Eigener Risikofaktor

Damit ist – zumindest aus kardiologischer Sicht – klar: Segel setzen in den Hafen der Ehe!

Die Schlussfolgerung der im Journal "Heart" veröffentlichten Untersuchung liest sich natürlich weitaus wissenschaftlicher: "Aufgrund dieser Erkenntnisse schlagen die Wissenschaftler vor, den Familienstand als eigenen Risikofaktor für Herzkrankheiten und Schlaganfälle miteinzubeziehen."
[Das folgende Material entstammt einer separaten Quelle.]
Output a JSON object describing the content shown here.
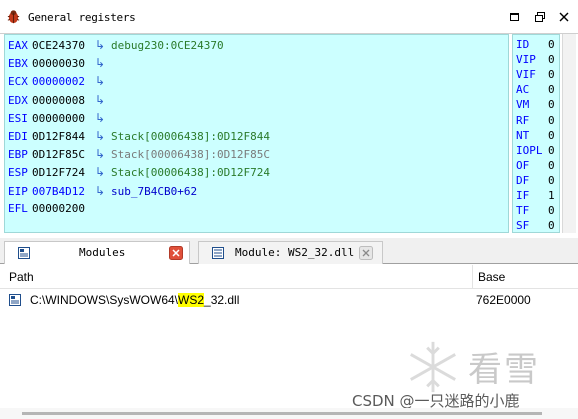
{
  "titlebar": {
    "title": "General registers",
    "icon": "bug-icon",
    "buttons": [
      "maximize-icon",
      "restore-icon",
      "close-icon"
    ]
  },
  "registers": [
    {
      "name": "EAX",
      "value": "0CE24370",
      "changed": false,
      "target": "debug230:0CE24370",
      "target_style": "data"
    },
    {
      "name": "EBX",
      "value": "00000030",
      "changed": false,
      "target": "",
      "target_style": ""
    },
    {
      "name": "ECX",
      "value": "00000002",
      "changed": true,
      "target": "",
      "target_style": ""
    },
    {
      "name": "EDX",
      "value": "00000008",
      "changed": false,
      "target": "",
      "target_style": ""
    },
    {
      "name": "ESI",
      "value": "00000000",
      "changed": false,
      "target": "",
      "target_style": ""
    },
    {
      "name": "EDI",
      "value": "0D12F844",
      "changed": false,
      "target": "Stack[00006438]:0D12F844",
      "target_style": "data"
    },
    {
      "name": "EBP",
      "value": "0D12F85C",
      "changed": false,
      "target": "Stack[00006438]:0D12F85C",
      "target_style": "gray"
    },
    {
      "name": "ESP",
      "value": "0D12F724",
      "changed": false,
      "target": "Stack[00006438]:0D12F724",
      "target_style": "data"
    },
    {
      "name": "EIP",
      "value": "007B4D12",
      "changed": true,
      "target": "sub_7B4CB0+62",
      "target_style": "code"
    },
    {
      "name": "EFL",
      "value": "00000200",
      "changed": false,
      "target": null,
      "target_style": ""
    }
  ],
  "arrow_glyph": "↳",
  "flags": [
    {
      "name": "ID",
      "value": "0"
    },
    {
      "name": "VIP",
      "value": "0"
    },
    {
      "name": "VIF",
      "value": "0"
    },
    {
      "name": "AC",
      "value": "0"
    },
    {
      "name": "VM",
      "value": "0"
    },
    {
      "name": "RF",
      "value": "0"
    },
    {
      "name": "NT",
      "value": "0"
    },
    {
      "name": "IOPL",
      "value": "0"
    },
    {
      "name": "OF",
      "value": "0"
    },
    {
      "name": "DF",
      "value": "0"
    },
    {
      "name": "IF",
      "value": "1"
    },
    {
      "name": "TF",
      "value": "0"
    },
    {
      "name": "SF",
      "value": "0"
    }
  ],
  "tabs": [
    {
      "label": "Modules",
      "active": true,
      "close_color": "#e0503a"
    },
    {
      "label": "Module: WS2_32.dll",
      "active": false,
      "close_color": "#bdbdbd"
    }
  ],
  "modules": {
    "columns": {
      "path": "Path",
      "base": "Base"
    },
    "rows": [
      {
        "path_before": "C:\\WINDOWS\\SysWOW64\\",
        "path_highlight": "WS2",
        "path_after": "_32.dll",
        "base": "762E0000"
      }
    ]
  },
  "watermark": {
    "text": "看雪"
  },
  "credit": "CSDN @一只迷路的小鹿",
  "colors": {
    "register_bg": "#ccffff",
    "register_name": "#0000ff",
    "changed_value": "#0000ff",
    "stack_ref": "#2a7a2a",
    "highlight": "#ffff00"
  }
}
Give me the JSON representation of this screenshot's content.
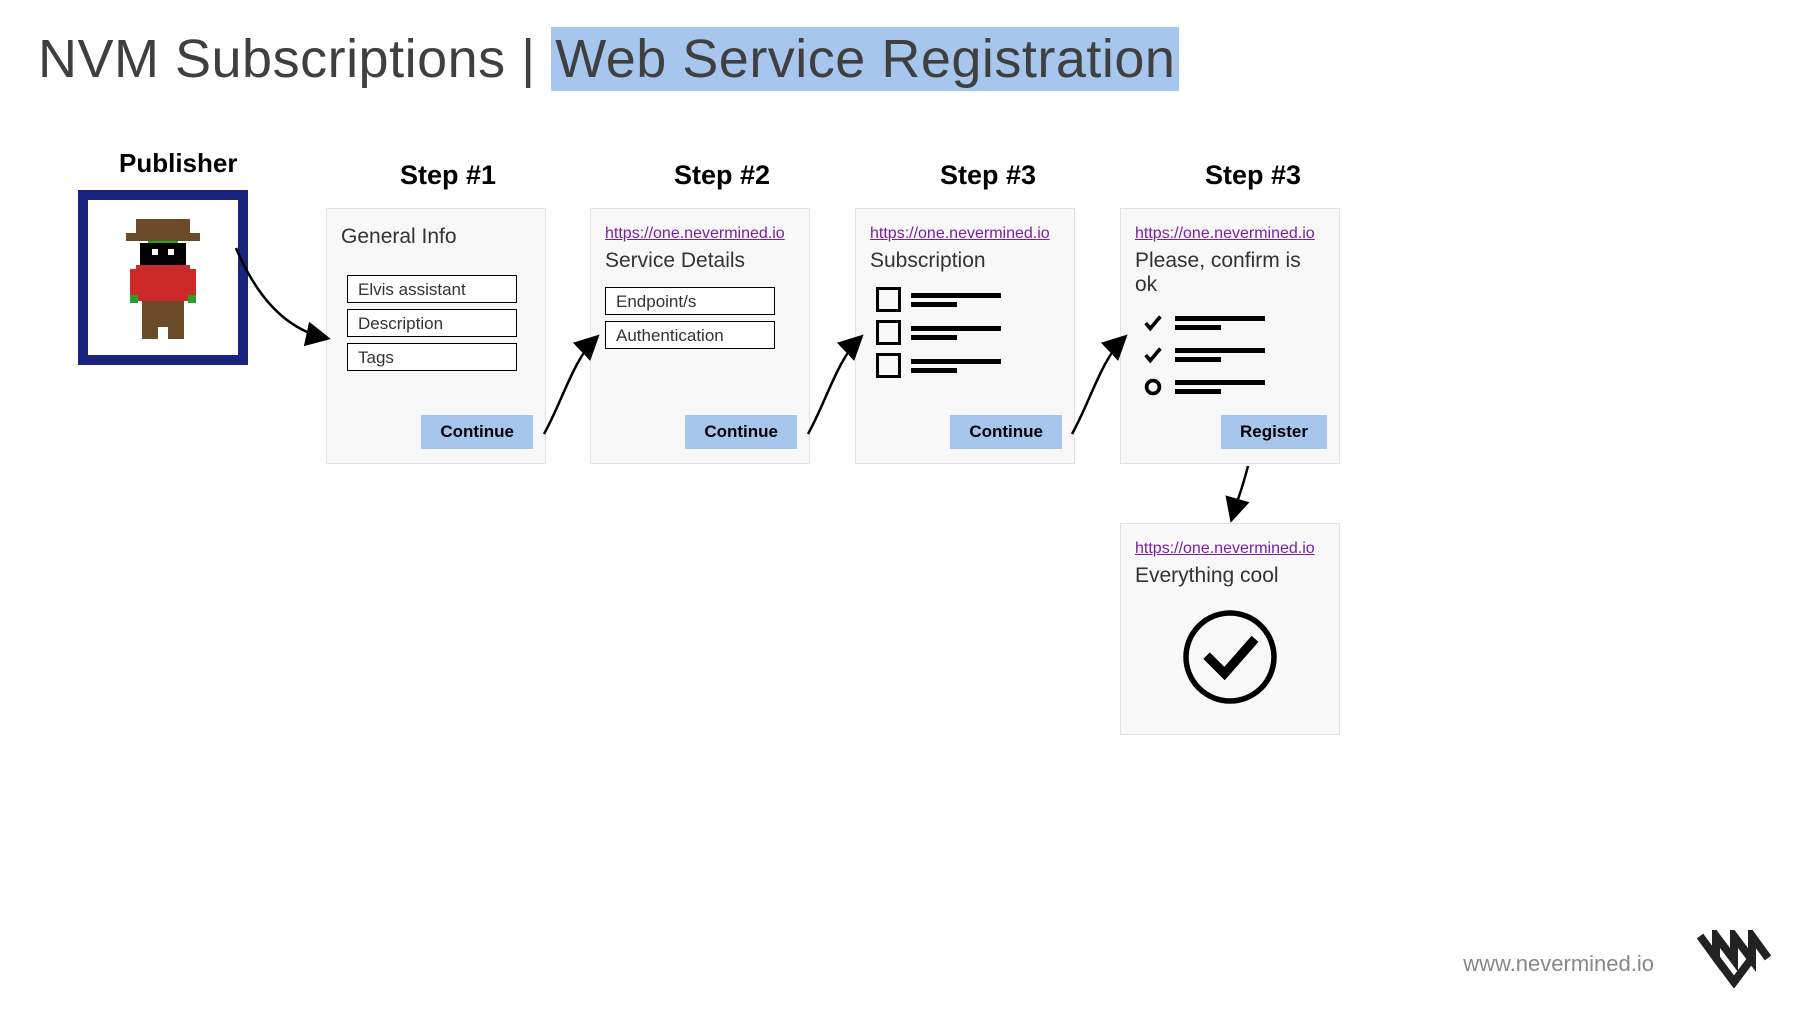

Es sei wichtig, die sozialen Umstände und den Familienstand des Patienten genauer zu betrachten sowie gegebenenfalls spezielle Unterstützung im Rahmen der Patientenfürsorge einzubringen, so Dr. Anastasia Mihailidou von der Macquarie University in Sydney.

Denn 80 Prozent der kardiovaskulären Erkrankungen würden mit den bekannten Risikofaktoren in Verbindung gebracht: Alter, Geschlecht, hoher Blutdruck, hohe Cholesterinwerte, Rauchen und Diabetes. Aber es sei noch nicht klar, was die übrigen zwanzig Prozent beeinflusst.

Gar das Eheglück? Nicht wirklich klar wird aus dem Papier, wie es um die sogenannte wilde Ehe steht. "Verheiratet" lautet schlicht der examinierte Status, die "eheähnliche Gemeinschaft" bleibt unerwähnt. Für Geschiedene und Verwitwete zumindest weisen die Erkenntnisse Bedrohliches aus.

Bei genauerer Betrachtung der Daten habe die Analyse gezeigt, dass geschiedene Männer und Frauen ein 35 Prozent höheres Risiko für Herzkrankheiten aufwiesen, wohingegen Witwen und Witwer zu 16 Prozent wahrscheinlicher einen Schlaganfall erlitten.

Trotz allen dargelegten Wohlbefindens im Ehebund sei der guten Ordnung halber aber noch auf ein nicht zu unterschätzendes Risiko beim Vollzug der Ehe hingewiesen – dabei droht der Mors in coitu.